The 2008 moment when triumph turned to torment for SpaceX

Ars Technica » Scientific Method 2021-03-01

The launch of Flight Three of the Falcon 1 rocket looked promising at the beginning.

Enlarge / The launch of Flight Three of the Falcon 1 rocket looked promising at the beginning. (credit: Chris Thompson/SpaceX)

This is an excerpt from chapter eight of the book LIFTOFF: Elon Musk and the Desperate Early Days That Launched SpaceX by our own Eric Berger. The book will be published on March 2, 2021. In this excerpt, it is the summer of 2008, and SpaceX has attempted to launch the Falcon 1 rocket twice already, failing both times. As the company's engineers prepare for a third launch attempt from tiny Omelek Island in the Kwajalein Atoll, time and money are running out...
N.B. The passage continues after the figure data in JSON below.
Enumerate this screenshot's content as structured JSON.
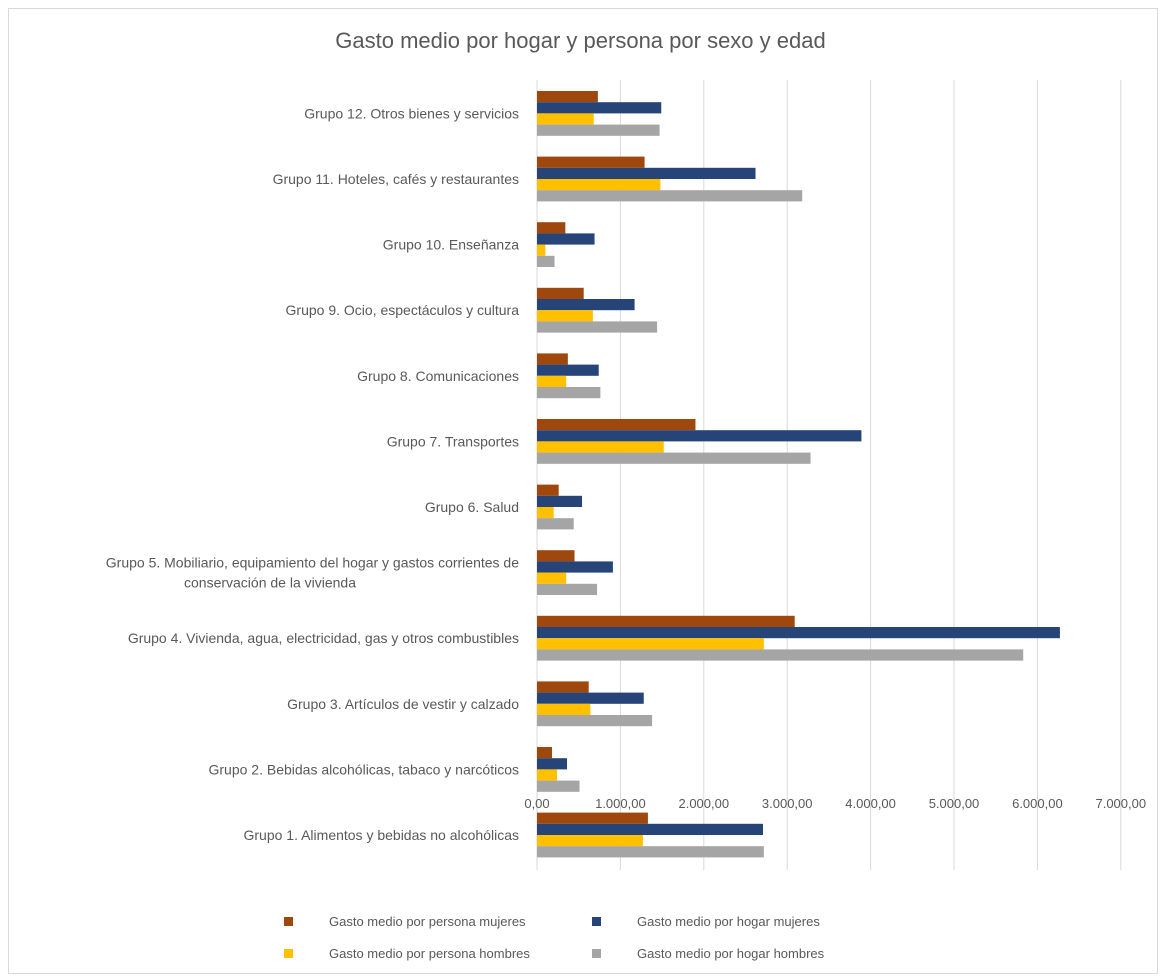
{
  "chart_data": {
    "type": "bar",
    "orientation": "horizontal",
    "title": "Gasto medio por hogar y persona por sexo y edad",
    "xlabel": "",
    "ylabel": "",
    "xlim": [
      0,
      7000
    ],
    "x_ticks": [
      "0,00",
      "1.000,00",
      "2.000,00",
      "3.000,00",
      "4.000,00",
      "5.000,00",
      "6.000,00",
      "7.000,00"
    ],
    "grid": true,
    "legend_position": "bottom",
    "categories": [
      "Grupo 12. Otros bienes y servicios",
      "Grupo 11. Hoteles, cafés y restaurantes",
      "Grupo 10. Enseñanza",
      "Grupo 9. Ocio, espectáculos y cultura",
      "Grupo 8. Comunicaciones",
      "Grupo 7. Transportes",
      "Grupo 6. Salud",
      "Grupo 5. Mobiliario, equipamiento del hogar y gastos corrientes de conservación de la vivienda",
      "Grupo 4. Vivienda, agua, electricidad, gas y otros combustibles",
      "Grupo 3. Artículos de vestir y calzado",
      "Grupo 2. Bebidas alcohólicas, tabaco y narcóticos",
      "Grupo 1. Alimentos y bebidas no alcohólicas"
    ],
    "category_lines": [
      [
        "Grupo 12. Otros bienes y servicios"
      ],
      [
        "Grupo 11. Hoteles, cafés y restaurantes"
      ],
      [
        "Grupo 10. Enseñanza"
      ],
      [
        "Grupo 9. Ocio, espectáculos y cultura"
      ],
      [
        "Grupo 8. Comunicaciones"
      ],
      [
        "Grupo 7. Transportes"
      ],
      [
        "Grupo 6. Salud"
      ],
      [
        "Grupo 5. Mobiliario, equipamiento del hogar y gastos corrientes de",
        "conservación de la vivienda"
      ],
      [
        "Grupo 4. Vivienda, agua, electricidad, gas y otros combustibles"
      ],
      [
        "Grupo 3. Artículos de vestir y calzado"
      ],
      [
        "Grupo 2. Bebidas alcohólicas, tabaco y narcóticos"
      ],
      [
        "Grupo 1. Alimentos y bebidas no alcohólicas"
      ]
    ],
    "series": [
      {
        "name": "Gasto medio por persona mujeres",
        "color": "#9e480e",
        "values": [
          730,
          1290,
          340,
          560,
          370,
          1900,
          260,
          450,
          3090,
          620,
          180,
          1330
        ]
      },
      {
        "name": "Gasto medio por hogar mujeres",
        "color": "#264478",
        "values": [
          1490,
          2620,
          690,
          1170,
          740,
          3890,
          540,
          910,
          6270,
          1280,
          360,
          2710
        ]
      },
      {
        "name": "Gasto medio por persona hombres",
        "color": "#ffc000",
        "values": [
          680,
          1480,
          100,
          670,
          350,
          1520,
          200,
          350,
          2720,
          640,
          240,
          1270
        ]
      },
      {
        "name": "Gasto medio por hogar hombres",
        "color": "#a5a5a5",
        "values": [
          1470,
          3180,
          210,
          1440,
          760,
          3280,
          440,
          720,
          5830,
          1380,
          510,
          2720
        ]
      }
    ]
  }
}
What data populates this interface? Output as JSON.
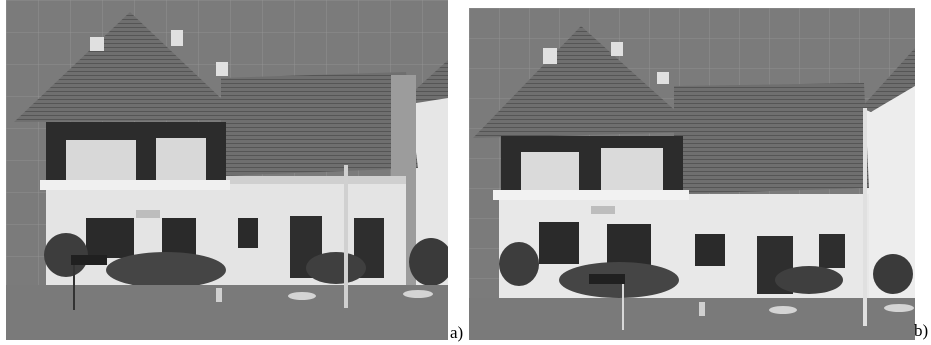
{
  "figure": {
    "panels": [
      {
        "id": "a",
        "label": "a)"
      },
      {
        "id": "b",
        "label": "b)"
      }
    ]
  },
  "colors": {
    "background_grey": "#7b7b7b",
    "grid_line": "#9a9a9a",
    "roof": "#707070",
    "wall": "#e8e8e8",
    "window_dark": "#2a2a2a",
    "vegetation": "#3d3d3d"
  }
}
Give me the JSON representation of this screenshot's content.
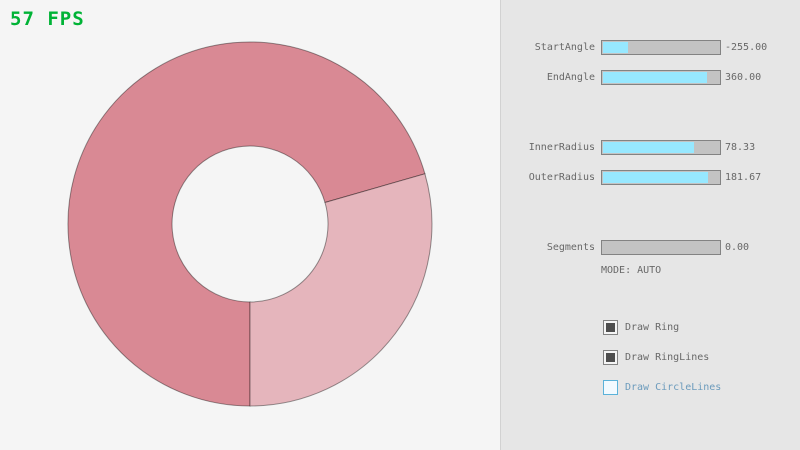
{
  "fps": {
    "text": "57 FPS",
    "color": "#00b336"
  },
  "panel": {
    "sliders": [
      {
        "label": "StartAngle",
        "value": "-255.00",
        "fill_pct": 21.7
      },
      {
        "label": "EndAngle",
        "value": "360.00",
        "fill_pct": 90.0
      },
      {
        "label": "InnerRadius",
        "value": "78.33",
        "fill_pct": 78.3
      },
      {
        "label": "OuterRadius",
        "value": "181.67",
        "fill_pct": 90.8
      },
      {
        "label": "Segments",
        "value": "0.00",
        "fill_pct": 0.0
      }
    ],
    "mode_text": "MODE: AUTO",
    "checkboxes": [
      {
        "label": "Draw Ring",
        "checked": true,
        "state": "checked"
      },
      {
        "label": "Draw RingLines",
        "checked": true,
        "state": "checked"
      },
      {
        "label": "Draw CircleLines",
        "checked": false,
        "state": "focused"
      }
    ],
    "accent_color": "#97e8ff",
    "focus_color": "#5bb2d9"
  },
  "ring": {
    "segments": [
      {
        "name": "ring-overlap-segment",
        "color": "#d98994",
        "sweep_deg": 254
      },
      {
        "name": "ring-single-segment",
        "color": "#e5b5bc",
        "sweep_deg": 106
      }
    ],
    "outline_color": "rgba(0,0,0,0.4)"
  }
}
By the time of Flight Three, the SpaceXers had grown accustomed to their visits out to the central Pacific Kwajalein Atoll for launches. Over the course of three years, they learned how to survive in the tropical environment and even enjoy island life. Some of these lessons were hard won, however.

Fairly early on during the Kwaj experience, engineer Brian Bjelde missed the evening boat back to Kwajalein. It happened. He and a few others slept under the stars, passing a perfectly pleasant night. But the next morning, Bjelde lacked a change of clothes. So he grabbed a T-shirt from a package of Falcon 1 swag items that had shown up in Omelek. The vacuum-packed, white T-shirt may have been wrinkled, but at least it was clean, and it kept the sun off his back. Bjelde went through massive quantities of sunscreen every day—any piece of skin exposed to the tropical sun was covered. Throughout that day, as he slathered himself in it, Bjelde noticed the T-shirt’s wrinkles straightening beneath the island’s heat and humidity.